By James Kape
These days everyone seems to have an opinion about graphic design. Some classify good graphic design as something they can’t create themselves, design that’s aesthetically complex or looks like it was really hard to make. Whilst others think literal visualizations are the most successful—it’s sometimes easier to relate to a mark (or logo) when it’s plainly representative of the product or service the brand provides. So what’s the answer? Does a logo need to be complicated or literal to be accepted by the public eye? And how much should public opinion affect a designer’s final output?
“Graphic Design — Now in Production” is an exhibition currently on show at Governors Island in New York City. An exploration of graphic design over the last fifteen years, the works within the exhibition cover the rise of user-generated content, alternative methods of printing and distribution, the wide dissemination of creative software, and the new opportunities that have emerged as a result.
One of the most interesting parts of the showcase can be found just outside the primary exhibition space. Here, members of the public are invited and encouraged to share their opinions on recently updated corporate identities like the New York Public Library, Nickelodeon and Wolff Olins’ very own fresh take on AOL. Viewers are presented with two logos—one from before and the other from after the company was rebranded. Then, they’re asked to vote on their favorite version.
As a designer myself, and an observer at the exhibit, it was really interesting to see what criteria led to the more popular mark! For example, one spectator spent considerable time deliberating over the new Comedy Central logo, in the end his preference lay with the original rendition. “I like those buildings, the details, it looks tricky to draw… I could have made the new logo with my eyes shut.” It seemed most judged on execution, if it was something they felt they could have done themselves the other mark wins.

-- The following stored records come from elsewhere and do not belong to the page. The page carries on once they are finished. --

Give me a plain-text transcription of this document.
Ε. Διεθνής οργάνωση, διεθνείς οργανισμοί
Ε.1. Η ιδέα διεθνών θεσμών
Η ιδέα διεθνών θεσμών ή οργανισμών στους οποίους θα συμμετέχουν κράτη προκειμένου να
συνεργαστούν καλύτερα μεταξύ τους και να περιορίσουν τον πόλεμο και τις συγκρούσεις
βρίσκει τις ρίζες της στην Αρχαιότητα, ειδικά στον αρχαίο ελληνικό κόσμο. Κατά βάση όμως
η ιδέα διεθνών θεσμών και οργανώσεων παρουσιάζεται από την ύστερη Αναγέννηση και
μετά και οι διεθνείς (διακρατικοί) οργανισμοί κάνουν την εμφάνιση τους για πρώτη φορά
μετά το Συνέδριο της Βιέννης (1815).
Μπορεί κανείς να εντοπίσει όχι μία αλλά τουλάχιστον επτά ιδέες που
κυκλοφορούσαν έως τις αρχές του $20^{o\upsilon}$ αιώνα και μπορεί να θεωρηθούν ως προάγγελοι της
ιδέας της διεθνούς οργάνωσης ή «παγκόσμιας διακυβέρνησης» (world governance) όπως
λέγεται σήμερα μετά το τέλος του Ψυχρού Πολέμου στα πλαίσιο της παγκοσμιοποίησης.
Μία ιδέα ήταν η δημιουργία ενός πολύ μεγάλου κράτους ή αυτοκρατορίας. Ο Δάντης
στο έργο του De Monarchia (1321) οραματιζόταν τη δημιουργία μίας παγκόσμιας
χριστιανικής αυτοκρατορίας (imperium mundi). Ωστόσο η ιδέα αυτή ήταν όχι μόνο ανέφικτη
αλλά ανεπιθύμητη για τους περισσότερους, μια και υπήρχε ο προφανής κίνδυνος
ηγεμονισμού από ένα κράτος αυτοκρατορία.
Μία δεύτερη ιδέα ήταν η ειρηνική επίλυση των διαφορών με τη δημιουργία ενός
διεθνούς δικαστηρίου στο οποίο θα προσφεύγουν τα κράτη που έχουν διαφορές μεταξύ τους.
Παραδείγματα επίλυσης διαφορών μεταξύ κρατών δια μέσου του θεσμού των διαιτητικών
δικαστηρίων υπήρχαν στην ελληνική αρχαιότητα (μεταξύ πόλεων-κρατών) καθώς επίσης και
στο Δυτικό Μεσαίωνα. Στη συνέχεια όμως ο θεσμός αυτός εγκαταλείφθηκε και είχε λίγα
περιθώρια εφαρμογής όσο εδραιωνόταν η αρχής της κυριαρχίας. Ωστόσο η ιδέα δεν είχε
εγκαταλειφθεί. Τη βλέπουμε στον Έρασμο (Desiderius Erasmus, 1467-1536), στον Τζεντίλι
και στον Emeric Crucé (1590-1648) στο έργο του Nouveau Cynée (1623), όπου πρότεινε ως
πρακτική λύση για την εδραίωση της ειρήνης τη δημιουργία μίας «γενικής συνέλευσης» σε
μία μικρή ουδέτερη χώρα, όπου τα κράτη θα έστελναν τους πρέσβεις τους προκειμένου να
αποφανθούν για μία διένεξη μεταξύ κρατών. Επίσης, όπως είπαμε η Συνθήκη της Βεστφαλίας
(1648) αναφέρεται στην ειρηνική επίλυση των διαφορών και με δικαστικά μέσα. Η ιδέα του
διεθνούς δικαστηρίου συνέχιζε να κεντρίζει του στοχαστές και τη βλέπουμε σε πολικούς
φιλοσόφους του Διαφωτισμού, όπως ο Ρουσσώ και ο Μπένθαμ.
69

At a recent AIGA event about the exhibition, Michael Bierut of Pentagram joked to the audience “I was curious to see how often people voted wrong.” Whilst this may be the case, there’s definitely something bigger at work. The success of this exhibition demonstrates the importance of a mark’s ability to engage with the public at large, and not just the design cognoscenti.
Graphic Design — Now In Production is currently on show until September 3, building 110, Governors Island.
James Kape is a designer at Wolff Olins.